FSAI
FSAI is a parallel implementation of the Factorized Sparse Approximate Inverse preconditioner, initially proposed by [KoYe1993]. Given a symmetric positive definite matrix \(A\), FSAI computes a triangular matrix \(G\) that approximates the inverse of the lower Cholesky factor (\(L\)) of \(A\). This computation is done by minimizing the Frobenius norm \(|| I - G L ||_F\) without explicit knowledge of \(L\). The resulting preconditioner preserves the positive definiteness of \(A\) and is given by \(M^{-1} = G^{T} G\).
One of the critical factors determining the quality of sparse approximate inverse preconditioners lies in choosing the sparsity pattern of \(G\). While ParaSails employs a priori sparsity patterns, FSAI uses an iterative strategy that generates sparsity patterns on the fly, i.e., while computing their nonzero coefficient values concurrently. At every step of the iterative process, the sparsity pattern of a row of \(G\) is augmented with a fixed number of entries, leading to the most significant reduction of the conditioning number of \(G A G^T\). Such a strategy is also called “adaptive FSAI” or “dynamic FSAI” and it can lead to more robust sparse approximate inverses than ParaSails. For more details on how it works, see [JaFe2015].
Parameter Settings
The accuracy and cost of FSAI are determined by three configurations parameters as shown in the table below
param
type
range
sug. values
default
max_steps
int
\(\ge 0\)
5, 10, 30
5
max_step_size
int
\(\ge 0\)
1, 3, 6
3
kap_tolerance
real
\(\ge 0\)
0.0, 1.E-2, 1.E-3
1.E-3
The first parameter, max_steps
, controls the number of maximum steps used in the iterative
algorithm. The second parameter, max_step_size
, gives the maximum number of indices added
to the sparsity pattern of \(G\) at each step. Lastly, the third parameter,
kap_tolerance
, is a floating-point value used to stop the inclusion of new indices to the
sparsity pattern of \(G\) when the conditioning number of \(G A G^T\)

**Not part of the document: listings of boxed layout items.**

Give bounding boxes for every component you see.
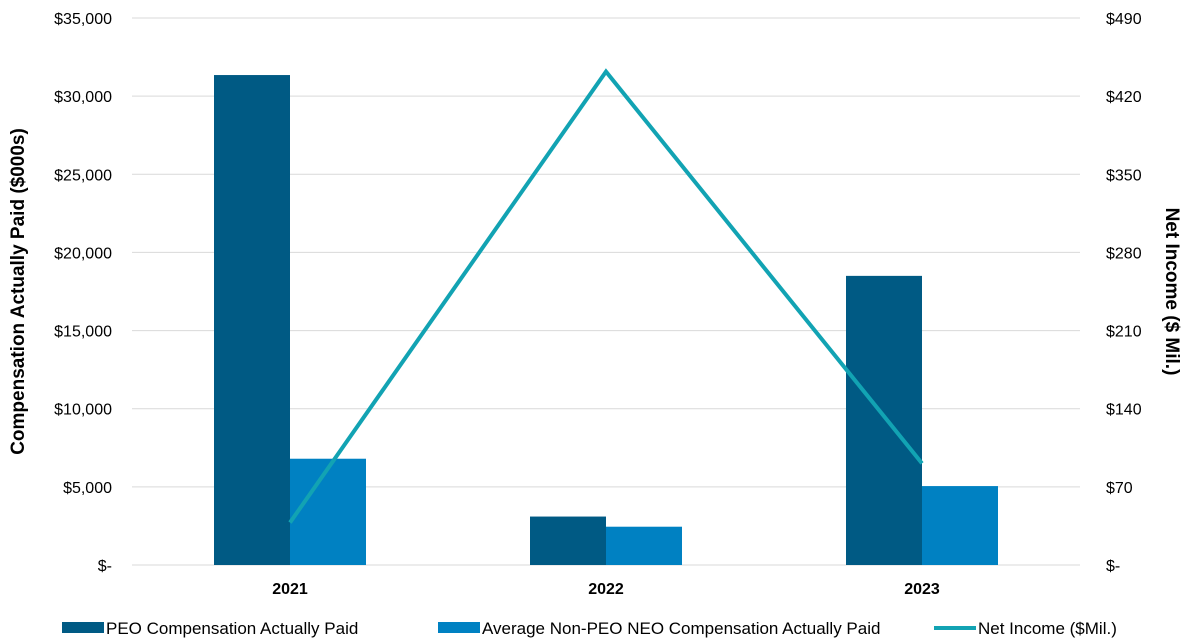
legend-swatch: [62, 622, 104, 633]
y2-axis-title: Net Income ($ Mil.): [1161, 208, 1182, 376]
y2-tick-label: $280: [1106, 245, 1142, 262]
y2-tick-label: $210: [1106, 324, 1142, 341]
bar-non-peo-2022: [606, 526, 682, 565]
bar-peo-2023: [846, 275, 922, 565]
y2-tick-label: $420: [1106, 89, 1142, 106]
bar-non-peo-2021: [290, 458, 366, 565]
bars: [214, 75, 998, 566]
y2-tick-label: $140: [1106, 402, 1142, 419]
y-tick-label: $30,000: [54, 89, 112, 106]
x-tick-label: 2023: [904, 581, 940, 598]
y2-tick-label: $350: [1106, 167, 1142, 184]
axes: $- $- $5,000 $70 $10,000 $140 $15,000 $210 $20,0…: [8, 11, 1182, 598]
x-tick-label: 2022: [588, 581, 624, 598]
y2-tick-label: $490: [1106, 11, 1142, 28]
y-tick-label: $15,000: [54, 324, 112, 341]
y2-tick-label: $70: [1106, 480, 1133, 497]
legend-item: Average Non-PEO NEO Compensation Actuall…: [438, 619, 880, 638]
y-tick-label: $5,000: [63, 480, 112, 497]
y-tick-label: $10,000: [54, 402, 112, 419]
legend-swatch: [438, 622, 480, 633]
legend-item: PEO Compensation Actually Paid: [62, 619, 358, 638]
x-tick-label: 2021: [272, 581, 308, 598]
bar-peo-2021: [214, 75, 290, 566]
y-tick-label: $-: [98, 558, 112, 575]
bar-peo-2022: [530, 516, 606, 565]
legend-label: PEO Compensation Actually Paid: [106, 619, 358, 638]
legend-item: Net Income ($Mil.): [934, 619, 1117, 638]
net-income-line: [288, 68, 924, 524]
y-tick-label: $35,000: [54, 11, 112, 28]
y-axis-title: Compensation Actually Paid ($000s): [8, 128, 29, 455]
legend: PEO Compensation Actually Paid Average No…: [62, 619, 1117, 638]
legend-label: Net Income ($Mil.): [978, 619, 1117, 638]
net-income-line-layer: [288, 68, 924, 524]
bar-non-peo-2023: [922, 486, 998, 565]
y-tick-label: $20,000: [54, 245, 112, 262]
y2-tick-label: $-: [1106, 558, 1120, 575]
y-tick-label: $25,000: [54, 167, 112, 184]
legend-label: Average Non-PEO NEO Compensation Actuall…: [482, 619, 880, 638]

stagnates. This can be disabled by setting kap_tolerance = 0
. Naturally, the
preconditioner quality increases for denser sparsity patterns of \(G\), but so do
its setup and solve costs. For a reasonable balance between accuracy and cost,
we recommend that \(max\_steps * max\_step\_size \leq 30\). The configuration
parameters of FSAI can be set via the following calls:
HYPRE_FSAISetMaxSteps(HYPRE_Solver solver, HYPRE_Int max_steps);
HYPRE_FSAISetMaxStepSize(HYPRE_Solver solver, HYPRE_Int max_step_size);
HYPRE_FSAISetKapTolerance(HYPRE_Solver solver, HYPRE_Real kap_tolerance);
FSAI as Smoother to BoomerAMG
As discussed in [PaFa2019], the factorized sparse approximate inverse method can be an effective smoother to AMG for several reasons. Particularly, it leads to a symmetric operator, and thus allows AMG to be used as a preconditioner for the conjugate gradient solver. In hypre, FSAI can be used as a complex smoother to BoomerAMG by calling the functions:
HYPRE_BoomerAMGSetSmoothType(HYPRE_Solver solver, 4);
HYPRE_BoomerAMGSetSmoothNumLevels(HYPRE_Solver solver, HYPRE_Int num_levels);
where num_levels
is the last multigrid level where FSAI is used. The configuration
parameters of the FSAI smoother, as described above, can be set via the following calls:
HYPRE_BoomerAMGSetFSAIMaxSteps(HYPRE_Solver solver, HYPRE_Int max_steps);
HYPRE_BoomerAMGSetFSAIMaxStepSize(HYPRE_Solver solver, HYPRE_Int max_step_size);
HYPRE_BoomerAMGSetFSAIKapTolerance(HYPRE_Solver solver, HYPRE_Real kap_tolerance);
Implementation Notes
When the matrix \(A\) is distributed across MPI tasks, FSAI considers only the block diagonal portions of \(A\) for computing \(G\). The resulting preconditioner is effectively a block-Jacobi sparse approximate inverse in the MPI sense. Although this strategy reduces communication costs, it can degrade convergence performance when several tasks are used, especially when FSAI is employed as a preconditioner to a Krylov solver.
The CPU version of FSAI supports threading via OpenMP. To enable it, users need to compile hypre with OpenMP support via the configure option
--with-openmp
. In this case, FSAI relies on an implementation of BLAS/LAPACK that is thread-safe. The one distributed internally with hypre fulfills this criterion, but care must be taken when linking hypre to external BLAS/LAPACK libraries. In HPC platforms, we recommend using vendor implementations of BLAS/LAPACK for better setup performance of FSAI, regardless of whether using OpenMP or not.The GPU version of FSAI is under development.